Life lessons I learned from Joe

The technical things I learned from Joe got me my first job at Lockheed Martin (then GE Aerospace). It was great to be able to say that I had worked on a NASA program, helped create both a PDR (Preliminary Design Review) and CDR (Critical Design Review) and present elements of them to the Administrator of NASA in Washington.

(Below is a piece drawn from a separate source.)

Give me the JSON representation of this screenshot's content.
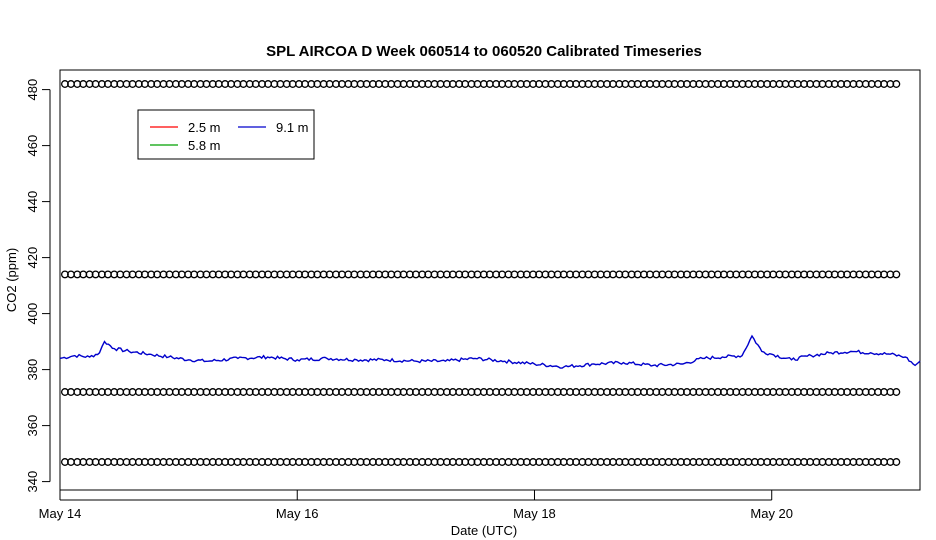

However, I learned five much more important lessons — independent of aerospace or any other technology – that I have used in the eighteen twenty-three years since:

  1. Break Big Challenges into Small Parts. Any obstacle can be achieved if you break it down to smaller items. If these are too large, break them down again. Eventually you will get to things that have clear, straightforward paths for success. Essentially this is the engineer’s version of “a journey of a thousand miles begins with a single step”
  2. Know Your Stuff Inside and Out. You cannot be a technology leader who only manages from above. You must understand how the components work. This is the only way you will see problems before they happen. Remember, you are the leader who is the only one positioned to connect the “Big Picture” to the execution details.
  3. S#!% Happens. Things break. Schedules are late. People leave the project. Plan for this. Ask yourself every week what can go wrong. Put contingency plans together to address the biggest or most likely of these. Today, this is done in everything from Risk Management to DevOps.
  4. There is No Such Thing as Partial Credit. Yes, unlike a rocket, you can “back out” (essentially un-launch) software. However, the costs of this type of failure are enormous: not only does it cost 3-5x more to back-out, fix and regression test changes, it also frequently results in lost revenue and customers. Get things right in development – then certify them in testing (not the other way around). Don’t count on being able to “back-out” after a failed launch–this will be come more and more true as we push software to millions of “things” comprising IoT. Joe hammered a lesson into our heads with a chilling story: when people forgot this and rushed three astronauts died during a basic systems test on the Apollo 1.
  5. Take Ownership. If you are the leader, you are responsible for the team’s or product’s success. If you are a line manager, you are not only responsible for your area but are being relied upon by your peers for success. If you are a hands-on analyst or engineer you are actually delivering the work that leads to success. In all cases, ensure you do your job right, ask for help when you need it and never lie or hide anything.

Five really important lessons. I am grateful I had the opportunity to learn them before I entered the full-time career work force. I try to “pay this back” by teaching these lessons and concepts everywhere I go.

Before I forget…

Thank you to the men and women of Apollo. Thank you also to the men and women of Gemini and Mercury (it is easy to forget them on this day). You achieved miracles on a daily basis and inspired whole generations of scientists and engineers.